Less than four minutes later, Gaborik scored a more workmanlike goal from the crease. He stashed home the rebound of a Del Zotto shot to put the Rangers ahead 2-0 in what was a dominant opening period.
The Bruins turned the tables from the drop of the puck in the second period. Lucic drew a slashing penalty against Staal 18 seconds after the opening faceoff, which led to the Bruins' first power-play goal of the season. Marchand parked himself at the top of the crease and tipped a point shot from Dougie Hamilton, a 19-year-old defenseman who coach Claude Julien said was "great" in his third NHL game.
Lucic made it 2-2 at 12:24 when he finished a 4-on-2 rush by digging the puck out from Henrik Lundqvist's pads and depositing a backhander into an open net.
"It was good to see us battle back after the start that we had," Lucic said. "They were able to get that two-goal lead, and that's what ended up costing us in the end."
Staring at a collapse and a potential three-game losing streak on the horizon, Pyatt stepped up.
Rangers center Derek Stepan corralled the puck about 50 feet from the net and snapped a wrist shot that Rask stopped. The rebound fell right to Pyatt, who chipped it past Rask to put the Rangers back on top and stem the tide of what had been a Bruins onslaught up until that point.
"Pyatt's goal was a big goal when they made it 2-2, to go out and score again," Richards said. "That could have deflated us as a group but it didn't.

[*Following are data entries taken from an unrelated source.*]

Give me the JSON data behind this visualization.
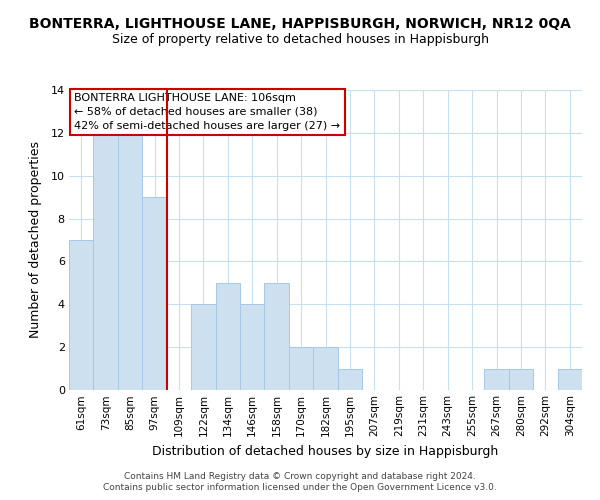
{
  "title": "BONTERRA, LIGHTHOUSE LANE, HAPPISBURGH, NORWICH, NR12 0QA",
  "subtitle": "Size of property relative to detached houses in Happisburgh",
  "xlabel": "Distribution of detached houses by size in Happisburgh",
  "ylabel": "Number of detached properties",
  "bar_color": "#cce0f0",
  "bar_edge_color": "#a8c8e8",
  "categories": [
    "61sqm",
    "73sqm",
    "85sqm",
    "97sqm",
    "109sqm",
    "122sqm",
    "134sqm",
    "146sqm",
    "158sqm",
    "170sqm",
    "182sqm",
    "195sqm",
    "207sqm",
    "219sqm",
    "231sqm",
    "243sqm",
    "255sqm",
    "267sqm",
    "280sqm",
    "292sqm",
    "304sqm"
  ],
  "values": [
    7,
    12,
    12,
    9,
    0,
    4,
    5,
    4,
    5,
    2,
    2,
    1,
    0,
    0,
    0,
    0,
    0,
    1,
    1,
    0,
    1
  ],
  "ylim": [
    0,
    14
  ],
  "yticks": [
    0,
    2,
    4,
    6,
    8,
    10,
    12,
    14
  ],
  "vline_x": 4.5,
  "vline_color": "#cc0000",
  "annotation_title": "BONTERRA LIGHTHOUSE LANE: 106sqm",
  "annotation_line1": "← 58% of detached houses are smaller (38)",
  "annotation_line2": "42% of semi-detached houses are larger (27) →",
  "annotation_box_color": "#ffffff",
  "annotation_box_edge": "#cc0000",
  "footer1": "Contains HM Land Registry data © Crown copyright and database right 2024.",
  "footer2": "Contains public sector information licensed under the Open Government Licence v3.0.",
  "background_color": "#ffffff",
  "grid_color": "#c8dff0"
}
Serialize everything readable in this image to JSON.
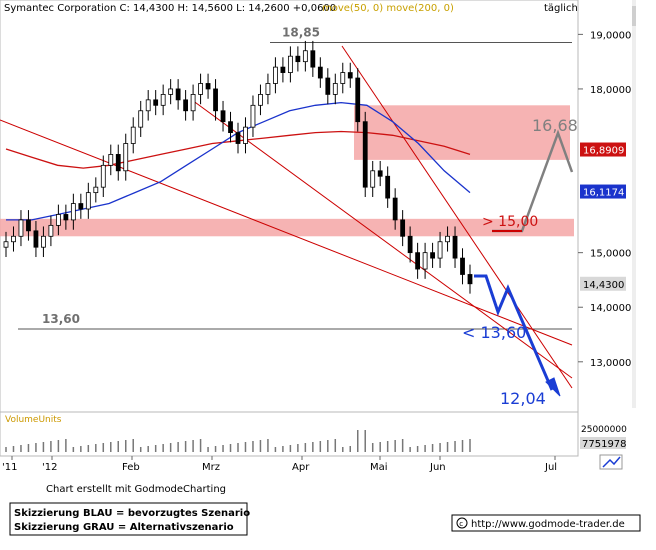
{
  "header": {
    "title_line": "Symantec Corporation C: 14,4300 H: 14,5600 L: 14,2600 +0,0600",
    "ma_label": "move(50, 0) move(200, 0)",
    "period": "täglich"
  },
  "footer": {
    "credit": "Chart erstellt mit GodmodeCharting",
    "legend_blue": "Skizzierung BLAU = bevorzugtes Szenario",
    "legend_grey": "Skizzierung GRAU = Alternativszenario",
    "url": "http://www.godmode-trader.de"
  },
  "colors": {
    "candle_fill": "#ffffff",
    "candle_stroke": "#000000",
    "ma50": "#1a33cc",
    "ma200": "#cc1111",
    "zone": "#f4a6a6",
    "trend_line": "#cc0000",
    "blue_scenario": "#1a3dd4",
    "grey_scenario": "#808080",
    "label_grey": "#707070",
    "volume_label": "#cc9900"
  },
  "chart_data": [
    {
      "type": "candlestick",
      "title": "Symantec Corporation",
      "ylim": [
        12.3,
        19.3
      ],
      "x_tick_labels": [
        "'11",
        "'12",
        "Feb",
        "Mrz",
        "Apr",
        "Mai",
        "Jun",
        "Jul"
      ],
      "y_tick_labels": [
        "19,0000",
        "18,0000",
        "15,0000",
        "14,0000",
        "13,0000"
      ],
      "price_badges": [
        {
          "value": 16.89,
          "text": "16,8909",
          "color": "#cc1111"
        },
        {
          "value": 16.12,
          "text": "16,1174",
          "color": "#1a33cc"
        },
        {
          "value": 14.43,
          "text": "14,4300",
          "color": "#d8d8d8"
        }
      ],
      "horizontal_levels": [
        {
          "value": 18.85,
          "label": "18,85"
        },
        {
          "value": 13.6,
          "label": "13,60"
        }
      ],
      "resistance_zones": [
        {
          "from": 16.7,
          "to": 17.7
        },
        {
          "from": 15.3,
          "to": 15.62
        }
      ],
      "scenario_labels": [
        {
          "text": "16,68",
          "color": "#808080"
        },
        {
          "text": "> 15,00",
          "color": "#cc1111"
        },
        {
          "text": "< 13,60",
          "color": "#1a3dd4"
        },
        {
          "text": "12,04",
          "color": "#1a3dd4"
        }
      ],
      "ohlc_close": [
        15.2,
        15.3,
        15.6,
        15.4,
        15.1,
        15.3,
        15.5,
        15.7,
        15.6,
        15.9,
        15.8,
        16.1,
        16.2,
        16.6,
        16.8,
        16.5,
        17.0,
        17.3,
        17.6,
        17.8,
        17.7,
        17.9,
        18.0,
        17.8,
        17.6,
        17.9,
        18.1,
        18.0,
        17.6,
        17.4,
        17.2,
        17.0,
        17.3,
        17.7,
        17.9,
        18.1,
        18.4,
        18.3,
        18.6,
        18.5,
        18.7,
        18.4,
        18.2,
        17.9,
        18.1,
        18.3,
        18.2,
        17.4,
        16.2,
        16.5,
        16.4,
        16.0,
        15.6,
        15.3,
        15.0,
        14.7,
        15.0,
        14.9,
        15.2,
        15.3,
        14.9,
        14.6,
        14.43
      ],
      "ma50": [
        15.6,
        15.6,
        15.7,
        15.8,
        15.9,
        16.1,
        16.3,
        16.6,
        16.9,
        17.2,
        17.4,
        17.6,
        17.7,
        17.75,
        17.7,
        17.4,
        17.0,
        16.5,
        16.1
      ],
      "ma200": [
        16.9,
        16.75,
        16.6,
        16.55,
        16.6,
        16.7,
        16.8,
        16.9,
        17.0,
        17.05,
        17.1,
        17.15,
        17.2,
        17.22,
        17.2,
        17.15,
        17.05,
        16.95,
        16.8
      ],
      "volume": {
        "label": "VolumeUnits",
        "tick_labels": [
          "25000000"
        ],
        "badge": "7751978"
      }
    }
  ]
}
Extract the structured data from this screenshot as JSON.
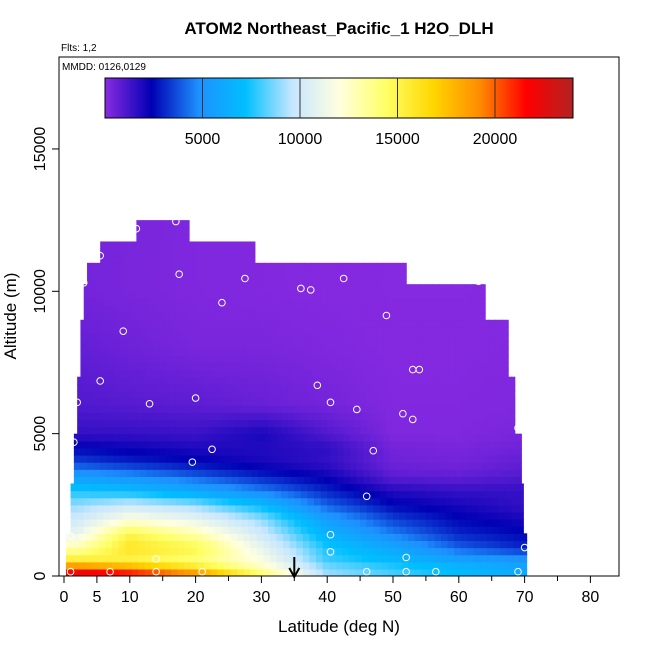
{
  "chart_data": {
    "type": "heatmap",
    "title": "ATOM2 Northeast_Pacific_1 H2O_DLH",
    "annotations": [
      "Flts: 1,2",
      "MMDD: 0126,0129"
    ],
    "xlabel": "Latitude (deg N)",
    "ylabel": "Altitude (m)",
    "xlim": [
      0,
      85
    ],
    "ylim": [
      0,
      18000
    ],
    "x_ticks": [
      0,
      5,
      10,
      20,
      30,
      40,
      50,
      60,
      70,
      80
    ],
    "y_ticks": [
      0,
      5000,
      10000,
      15000
    ],
    "colorbar": {
      "range": [
        0,
        24000
      ],
      "ticks": [
        5000,
        10000,
        15000,
        20000
      ],
      "colors": [
        "#8a2be2",
        "#0000b4",
        "#1e90ff",
        "#00bfff",
        "#c6e6ff",
        "#ffffe0",
        "#ffff66",
        "#ffd700",
        "#ff8c00",
        "#ff0000",
        "#b22222"
      ]
    },
    "marker": {
      "x": 35,
      "label": "down-arrow"
    },
    "field": {
      "altitudes": [
        0,
        250,
        500,
        1000,
        1500,
        2000,
        2500,
        3000,
        3500,
        4000,
        4500,
        5000,
        6000,
        8000,
        10000
      ],
      "latitudes": [
        2,
        10,
        20,
        30,
        40,
        50,
        60,
        70
      ],
      "values": [
        [
          23000,
          22000,
          20000,
          15000,
          9000,
          8000,
          7000,
          6000
        ],
        [
          21000,
          20000,
          17000,
          13000,
          9000,
          8000,
          7000,
          6000
        ],
        [
          16000,
          15000,
          14000,
          12000,
          8000,
          7000,
          6000,
          5500
        ],
        [
          13000,
          16000,
          15000,
          11000,
          7500,
          6000,
          4000,
          3000
        ],
        [
          11000,
          15000,
          13000,
          10000,
          6500,
          4500,
          3000,
          2500
        ],
        [
          10000,
          12000,
          11000,
          9000,
          5500,
          3500,
          2500,
          2000
        ],
        [
          9000,
          10000,
          9000,
          7000,
          4000,
          2500,
          2000,
          1500
        ],
        [
          7500,
          7000,
          6000,
          4500,
          3000,
          1800,
          1500,
          1500
        ],
        [
          5500,
          5000,
          4000,
          3000,
          2200,
          800,
          700,
          1000
        ],
        [
          3500,
          3000,
          2500,
          2000,
          1500,
          500,
          400,
          700
        ],
        [
          2500,
          2200,
          1900,
          1800,
          1600,
          400,
          300,
          500
        ],
        [
          1500,
          1500,
          1400,
          2000,
          1000,
          200,
          200,
          300
        ],
        [
          1000,
          900,
          800,
          600,
          400,
          150,
          150,
          200
        ],
        [
          700,
          500,
          300,
          300,
          200,
          100,
          100,
          150
        ],
        [
          400,
          300,
          200,
          150,
          100,
          80,
          80,
          100
        ]
      ]
    },
    "samples": [
      [
        1,
        150
      ],
      [
        7,
        150
      ],
      [
        14,
        150
      ],
      [
        21,
        150
      ],
      [
        46,
        150
      ],
      [
        52,
        150
      ],
      [
        56.5,
        150
      ],
      [
        69,
        150
      ],
      [
        14,
        600
      ],
      [
        52,
        650
      ],
      [
        40.5,
        850
      ],
      [
        70,
        1000
      ],
      [
        1,
        1400
      ],
      [
        40.5,
        1450
      ],
      [
        46,
        2800
      ],
      [
        19.5,
        4000
      ],
      [
        22.5,
        4450
      ],
      [
        47,
        4400
      ],
      [
        1.5,
        4700
      ],
      [
        69,
        5200
      ],
      [
        51.5,
        5700
      ],
      [
        53,
        5500
      ],
      [
        44.5,
        5850
      ],
      [
        13,
        6050
      ],
      [
        40.5,
        6100
      ],
      [
        20,
        6250
      ],
      [
        2,
        6100
      ],
      [
        38.5,
        6700
      ],
      [
        5.5,
        6850
      ],
      [
        53,
        7250
      ],
      [
        54,
        7250
      ],
      [
        9,
        8600
      ],
      [
        49,
        9150
      ],
      [
        24,
        9600
      ],
      [
        36,
        10100
      ],
      [
        37.5,
        10050
      ],
      [
        17.5,
        10600
      ],
      [
        27.5,
        10450
      ],
      [
        42.5,
        10450
      ],
      [
        63,
        10350
      ],
      [
        3,
        10300
      ],
      [
        3.5,
        11250
      ],
      [
        5.5,
        11250
      ],
      [
        11,
        12200
      ],
      [
        17,
        12450
      ]
    ]
  }
}
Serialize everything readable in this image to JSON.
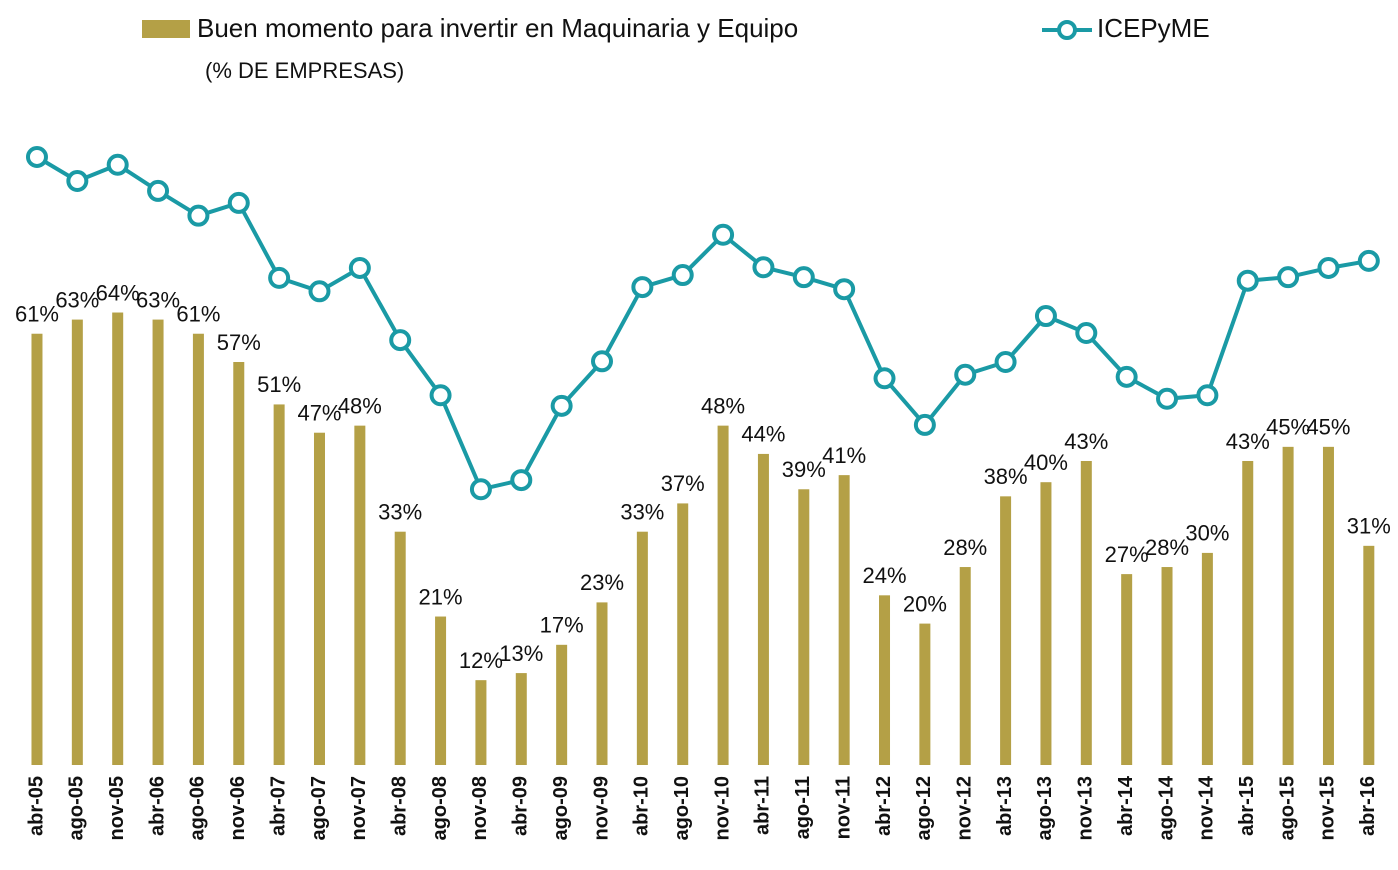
{
  "chart_data": {
    "type": "bar-line",
    "subtitle": "(% DE EMPRESAS)",
    "categories": [
      "abr-05",
      "ago-05",
      "nov-05",
      "abr-06",
      "ago-06",
      "nov-06",
      "abr-07",
      "ago-07",
      "nov-07",
      "abr-08",
      "ago-08",
      "nov-08",
      "abr-09",
      "ago-09",
      "nov-09",
      "abr-10",
      "ago-10",
      "nov-10",
      "abr-11",
      "ago-11",
      "nov-11",
      "abr-12",
      "ago-12",
      "nov-12",
      "abr-13",
      "ago-13",
      "nov-13",
      "abr-14",
      "ago-14",
      "nov-14",
      "abr-15",
      "ago-15",
      "nov-15",
      "abr-16"
    ],
    "series": [
      {
        "name": "Buen momento para invertir en Maquinaria y Equipo",
        "type": "bar",
        "color": "#b4a046",
        "values": [
          61,
          63,
          64,
          63,
          61,
          57,
          51,
          47,
          48,
          33,
          21,
          12,
          13,
          17,
          23,
          33,
          37,
          48,
          44,
          39,
          41,
          24,
          20,
          28,
          38,
          40,
          43,
          27,
          28,
          30,
          43,
          45,
          45,
          31
        ],
        "value_labels": [
          "61%",
          "63%",
          "64%",
          "63%",
          "61%",
          "57%",
          "51%",
          "47%",
          "48%",
          "33%",
          "21%",
          "12%",
          "13%",
          "17%",
          "23%",
          "33%",
          "37%",
          "48%",
          "44%",
          "39%",
          "41%",
          "24%",
          "20%",
          "28%",
          "38%",
          "40%",
          "43%",
          "27%",
          "28%",
          "30%",
          "43%",
          "45%",
          "45%",
          "31%"
        ]
      },
      {
        "name": "ICEPyME",
        "type": "line",
        "axis": "y2",
        "color": "#1a9aa5",
        "values": [
          86,
          82.6,
          84.9,
          81.2,
          77.7,
          79.5,
          68.9,
          67,
          70.3,
          60.1,
          52.3,
          39,
          40.3,
          50.8,
          57.1,
          67.6,
          69.3,
          75,
          70.4,
          69,
          67.3,
          54.7,
          48.1,
          55.2,
          57,
          63.5,
          61.1,
          54.9,
          51.8,
          52.3,
          68.5,
          69,
          70.3,
          71.3
        ]
      }
    ],
    "ylim": [
      0,
      100
    ],
    "y2lim": [
      0,
      100
    ],
    "grid": false
  }
}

It got us into the third with a goal lead. Things happen, they keep pushing, and we responded again in overtime with a great play by Gabby."
The Rangers had a chance to ice the game early in the third period when they had a 5-on-3 power play for 1:13, but the Bruins didn't allow a shot on goal. They continued to press until Horton's shot with 4:23 remaining in regulation tested the Rangers' mettle once again.
After some sustained pressure from the Bruins to start overtime, Gaborik knifed through the defense in the neutral zone and used his speed and hands to give the Rangers their first win of the season when it could've gone the other way for a third straight game.
"They got that goal late, but our plan was to try to stay with it," Gaborik said. "I think we played way better even though they had some stretches in our zone. But I think we played better in this game than the last two games."